The effect of Light Emitting Diodes can be so beautiful, with the emphasis on the plural, without which this work of art would not have been possible. But we will first deal with the singular, i.e. only a single LED, simplified even much more, with a diode in general.

Here is to see the schematic of a typical diode. It consists of a so-called p- and an n-doped layer. For this moment, doped should first be explained as 'contamination'. A barrier layer is drawn between the layers. It becomes larger at the top when a voltage is applied in the reverse direction.

Here the voltage acts in the conducting direction. The positive pole grips the end of the p-doped part and the negative pole grips that of the n-doped part. The switch symbol underneath is therefore basically oriented to the position of the two layers, pointing from the p- to the n-doped one, so to speak. Below you can see what the circuit symbol of a light-emitting diode looks like.

We make it easy for ourselves and only operate a light-emitting diode in the conducting direction. You can imagine that the lack of electrons on the left and the excess of electrons on the right are now canceled. But how is light created in this process? To explain this, we use the atomic model.

This is the structure of the silicon atom, which belongs to the group of metals. Its 4 electrons on the outermost shell are typical. If more than one silicon atom comes together, the so-called metal bond occurs in place of the previous one. If more than one silicon atom comes together, the so-called metal bond occurs in place of the previous one. In contrast, the electrons are no longer bound to their respective shells.

This also explains the property of metals as good electrical conductors, namely the presence of free electrons. Now imagine a wafer made of silicon crystals. This is a comparatively larger round plate on which very specific changes to the structure can be carried out in the finest form.
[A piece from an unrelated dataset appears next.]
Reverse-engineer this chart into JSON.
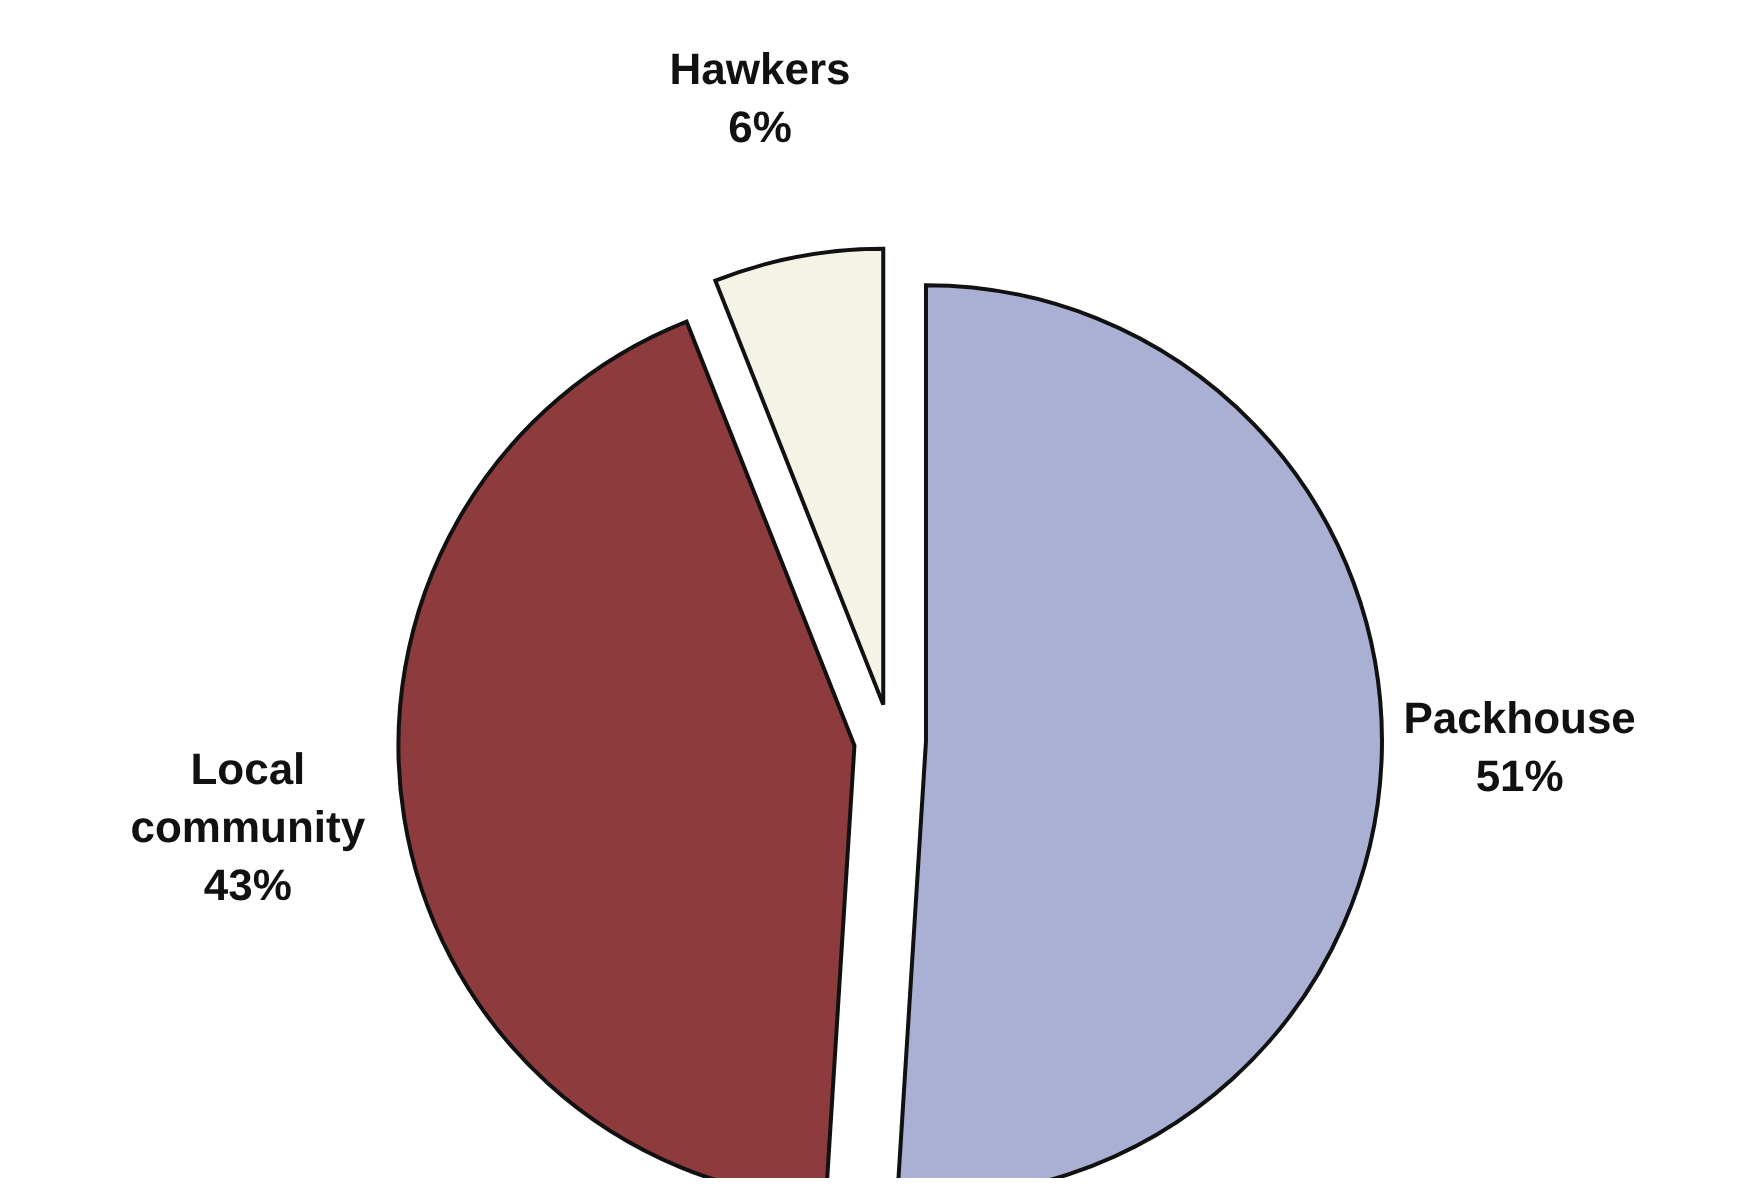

Perhaps you have already looked into a so-called clean room by video, where even overcoats are common for shoes, for the hair anyway. Here, for example, many microprocessors are produced in the form of wafers, then divided and connected to the respective connections with very fine, so-called bond wires.

In the case of light-emitting diodes, doping is only done in a targeted manner. Individual silicon atoms are replaced by those with more electrons on the outer shell, such as phosphorus (picture above). An area with an excess of electrons is created, the n-layer. Conversely, one dopes e.g. with boron (picture below), which has fewer valence electrons than silicon, and receives a p-layer.

If a voltage is now applied in the direction of conducting, the excess electrons of the phosphorus from the n-layer fill the valence electrons of boron in the p-layer. In doing so, an electron changes proximity to the nucleus, which, according to Bohr's atomic model, results in the emission of a photon, i.e. a flash of light.

You have probably seen such a light-emitting diode before, so you know how small it is. The longer connection on the left is the anode. More interesting is the cathode, which in this case is worked out in the plastic casing as a small funnel towards the top. And the piece from the wafer fits exactly into this funnel.

If only a gold bond wire, but it is used here from the part in the funnel to the anode on the left side. It's so fine that you usually don't see it. It must not be too thick either, because otherwise it would take away too much of the small cone of light upwards.